More Than This
A Willerby Short
I work from home, so I see Bill most days.
His hands in his pockets, he trudges past my office window, past the church opposite, then along the main street, dressed in his tweeds and flat cap.
He comes up from Hayrick Cottage in lower Willerby, where he lived his whole life. There from when he was born until the heart attack that killed him at eighty-one while picking plums from the best tree in the orchard at the back of the garden.
Mauve tells me he died in hospital in a concrete city and perhaps that’s why he can’t leave – that maybe a soul so rooted in our soil cannot find peace so far away.
“Impossible to know really, though,” she told me once, in the Green Man, when I asked about him. “Always kept to himself. Happy enough to pass the time of day while he was working his garden or allotment, but nobody ever got much more out of him.”
I follow him – in the cool of an early June morning – follow him and his wheelbarrow up the main street, past the paddocks and Sharp’s farm with its swallow-swarmed high barn, past the path that goes to the old railway cutting and the abandoned station, past sleeping Jack’s pool and past the swarm of dormant tumuli.
He stops at a crooked, rotting gate in an overgrown hedge and, because I know he is about to disappear through it and out of our world, I run to him, waving and shouting.
“Bill?

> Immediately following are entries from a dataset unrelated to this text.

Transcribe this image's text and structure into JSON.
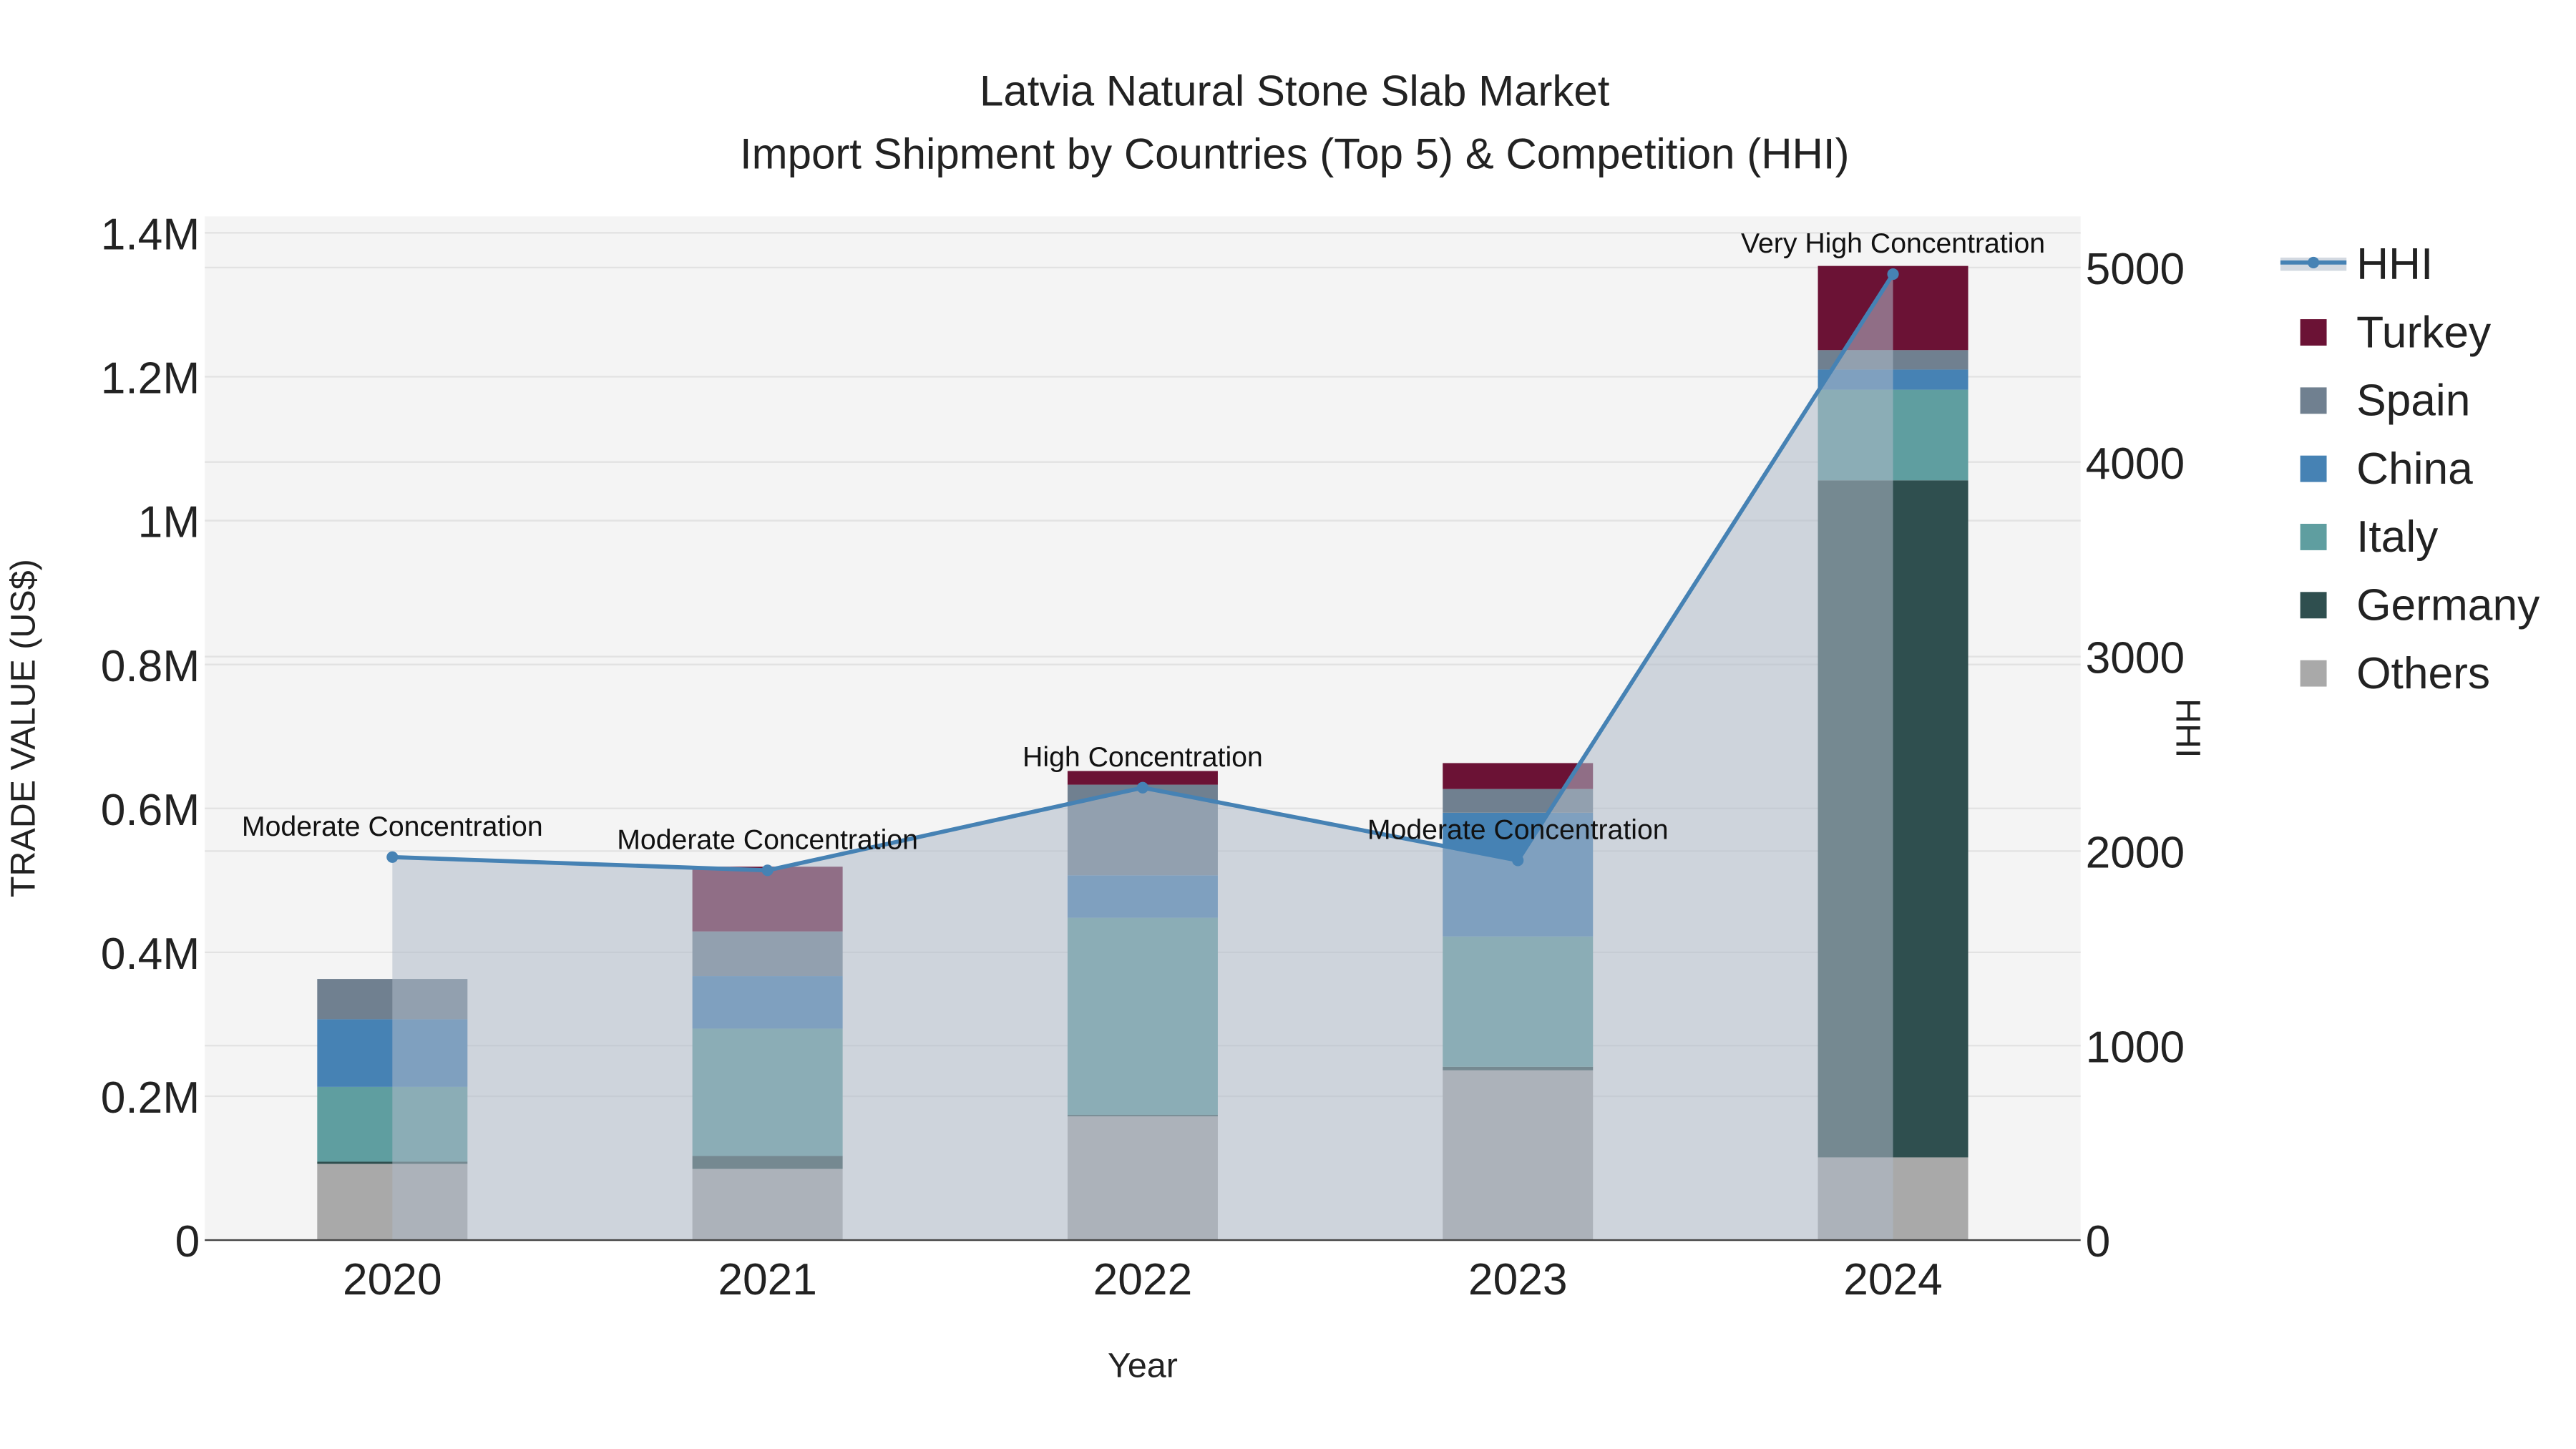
{
  "chart_data": {
    "type": "bar",
    "stacked": true,
    "title": "Latvia Natural Stone Slab Market",
    "subtitle": "Import Shipment by Countries (Top 5) & Competition (HHI)",
    "xlabel": "Year",
    "ylabel": "TRADE VALUE (US$)",
    "y2label": "HHI",
    "categories": [
      "2020",
      "2021",
      "2022",
      "2023",
      "2024"
    ],
    "ylim": [
      0,
      1400000
    ],
    "y2lim": [
      0,
      5200
    ],
    "yticks": [
      {
        "v": 0,
        "label": "0"
      },
      {
        "v": 200000,
        "label": "0.2M"
      },
      {
        "v": 400000,
        "label": "0.4M"
      },
      {
        "v": 600000,
        "label": "0.6M"
      },
      {
        "v": 800000,
        "label": "0.8M"
      },
      {
        "v": 1000000,
        "label": "1M"
      },
      {
        "v": 1200000,
        "label": "1.2M"
      },
      {
        "v": 1400000,
        "label": "1.4M"
      }
    ],
    "y2ticks": [
      {
        "v": 0,
        "label": "0"
      },
      {
        "v": 1000,
        "label": "1000"
      },
      {
        "v": 2000,
        "label": "2000"
      },
      {
        "v": 3000,
        "label": "3000"
      },
      {
        "v": 4000,
        "label": "4000"
      },
      {
        "v": 5000,
        "label": "5000"
      }
    ],
    "series": [
      {
        "name": "Others",
        "color": "#a9a9a9",
        "values": [
          106000,
          99000,
          172000,
          236000,
          115000
        ]
      },
      {
        "name": "Germany",
        "color": "#2f4f4f",
        "values": [
          3000,
          18000,
          2000,
          5000,
          941000
        ]
      },
      {
        "name": "Italy",
        "color": "#5f9ea0",
        "values": [
          104000,
          177000,
          274000,
          181000,
          126000
        ]
      },
      {
        "name": "China",
        "color": "#4682b4",
        "values": [
          94000,
          73000,
          59000,
          172000,
          28000
        ]
      },
      {
        "name": "Spain",
        "color": "#708090",
        "values": [
          56000,
          62000,
          126000,
          33000,
          27000
        ]
      },
      {
        "name": "Turkey",
        "color": "#6b1235",
        "values": [
          0,
          90000,
          19000,
          36000,
          117000
        ]
      }
    ],
    "line": {
      "name": "HHI",
      "color": "#4682b4",
      "values": [
        1969,
        1901,
        2326,
        1952,
        4966
      ],
      "annotations": [
        "Moderate Concentration",
        "Moderate Concentration",
        "High Concentration",
        "Moderate Concentration",
        "Very High Concentration"
      ]
    },
    "legend_order": [
      "HHI",
      "Turkey",
      "Spain",
      "China",
      "Italy",
      "Germany",
      "Others"
    ],
    "legend_position": "right",
    "grid": true
  }
}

You don’t know me, but I know you. Do you need anything? I’ll help if I can.”
He looks at me for a moment before grinning, his old grey face rearranging itself into a wrinkle-map of memory and time.
“What could I need more than this?” he says, gesturing around us at the blue sky, at the white morning moon hanging like a pearl in a summer sea. “I’m fine. Don’t worry. Leave me be.”